Stephen Martin, director general of the Institute of Directors (IoD), said: "The chancellor showed he has listened to business leaders today with key reforms on business rates, the apprenticeship levy and the annual investment allowance. But for all of the individual positive measures, including money for infrastructure upgrades, this was a Budget that pulled its punches."
On the UK’s productivity challenge, Martin said the Budget "missed a few tricks, particularly in incentivising small businesses to adopt the technology they need to drive up their performance … the announcements were slim pickings given the substantive funding and focus we need to truly lift the UK’s long tail of underperforming firms."
The biggest concern among business groups is the move to roll out off-payroll tax rules into the private sector, changing the way that independent contractors are taxed. This reform has been delayed until April 2020, but the prospect of these changes continues to cause alarm.
Chris Bryce, ceo of freelancer body IPSE, said: "The chancellor has today forced the self-employed into a holding pattern of despair, as they await the introduction of controversial tax changes which could force them out of business from April 2020.
"This will have a chilling effect on entrepreneurialism in the UK: if you’re thinking about striking out on your own, as a white van man or a one-woman band, you’ll always be looking over your shoulder, wondering when the government will be coming after you.
"The rules … allow big businesses to push their national insurance obligations onto the self-employed, who end up being taxed like employees without any employment rights."

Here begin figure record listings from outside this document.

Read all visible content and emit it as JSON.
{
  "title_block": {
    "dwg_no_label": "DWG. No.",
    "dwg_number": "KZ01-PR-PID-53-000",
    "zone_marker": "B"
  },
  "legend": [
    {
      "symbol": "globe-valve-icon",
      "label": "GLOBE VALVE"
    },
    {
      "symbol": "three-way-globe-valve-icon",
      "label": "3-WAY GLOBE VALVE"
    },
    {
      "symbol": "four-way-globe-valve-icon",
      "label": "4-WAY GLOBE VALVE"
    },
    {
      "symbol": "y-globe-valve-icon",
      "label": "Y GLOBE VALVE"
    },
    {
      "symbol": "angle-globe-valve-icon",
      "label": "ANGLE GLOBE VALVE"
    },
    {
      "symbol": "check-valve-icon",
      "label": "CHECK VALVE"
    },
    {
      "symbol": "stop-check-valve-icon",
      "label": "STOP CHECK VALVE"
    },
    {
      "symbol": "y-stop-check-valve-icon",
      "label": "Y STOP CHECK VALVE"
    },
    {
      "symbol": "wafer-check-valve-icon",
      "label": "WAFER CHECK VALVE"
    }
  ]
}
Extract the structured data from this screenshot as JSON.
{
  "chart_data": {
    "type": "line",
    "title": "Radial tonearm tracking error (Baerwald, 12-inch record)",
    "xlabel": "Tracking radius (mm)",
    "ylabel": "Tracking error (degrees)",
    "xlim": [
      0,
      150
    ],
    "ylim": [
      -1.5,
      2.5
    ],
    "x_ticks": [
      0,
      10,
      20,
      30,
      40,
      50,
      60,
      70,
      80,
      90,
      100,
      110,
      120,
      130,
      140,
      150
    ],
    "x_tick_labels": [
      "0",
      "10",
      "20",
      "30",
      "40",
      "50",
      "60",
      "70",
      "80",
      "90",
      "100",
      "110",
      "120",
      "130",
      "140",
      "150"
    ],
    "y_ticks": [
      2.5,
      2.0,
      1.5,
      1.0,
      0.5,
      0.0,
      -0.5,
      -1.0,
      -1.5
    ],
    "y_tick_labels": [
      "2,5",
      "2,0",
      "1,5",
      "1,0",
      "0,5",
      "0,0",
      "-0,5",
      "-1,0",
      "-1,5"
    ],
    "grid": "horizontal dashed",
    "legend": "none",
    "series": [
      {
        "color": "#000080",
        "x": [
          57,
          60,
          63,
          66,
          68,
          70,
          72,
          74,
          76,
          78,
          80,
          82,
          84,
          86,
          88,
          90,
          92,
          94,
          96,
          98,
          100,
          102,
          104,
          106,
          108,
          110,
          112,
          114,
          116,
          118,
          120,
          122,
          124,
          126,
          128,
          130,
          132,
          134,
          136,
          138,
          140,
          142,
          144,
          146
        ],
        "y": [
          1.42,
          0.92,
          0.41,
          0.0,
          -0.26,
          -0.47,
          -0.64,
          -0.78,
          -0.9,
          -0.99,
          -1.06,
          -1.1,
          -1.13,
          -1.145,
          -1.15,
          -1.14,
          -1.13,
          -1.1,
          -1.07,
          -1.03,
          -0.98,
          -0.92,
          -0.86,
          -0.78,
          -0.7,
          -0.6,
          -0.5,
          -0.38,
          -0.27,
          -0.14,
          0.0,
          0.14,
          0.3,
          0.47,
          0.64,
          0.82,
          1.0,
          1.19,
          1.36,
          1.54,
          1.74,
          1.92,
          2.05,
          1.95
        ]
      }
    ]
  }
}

However, amendments to these reforms could well be made before 2020. Dave Chaplin, ceo and founder of ContractorCalculator, described the 2020 roll out as "premature until the full facts of the public sector impact have been established, which won’t be known until the middle of 2019. By then we expect to see evidence that the reforms have been damaging to the public sector, raised costs and effectively resulted in a net loss."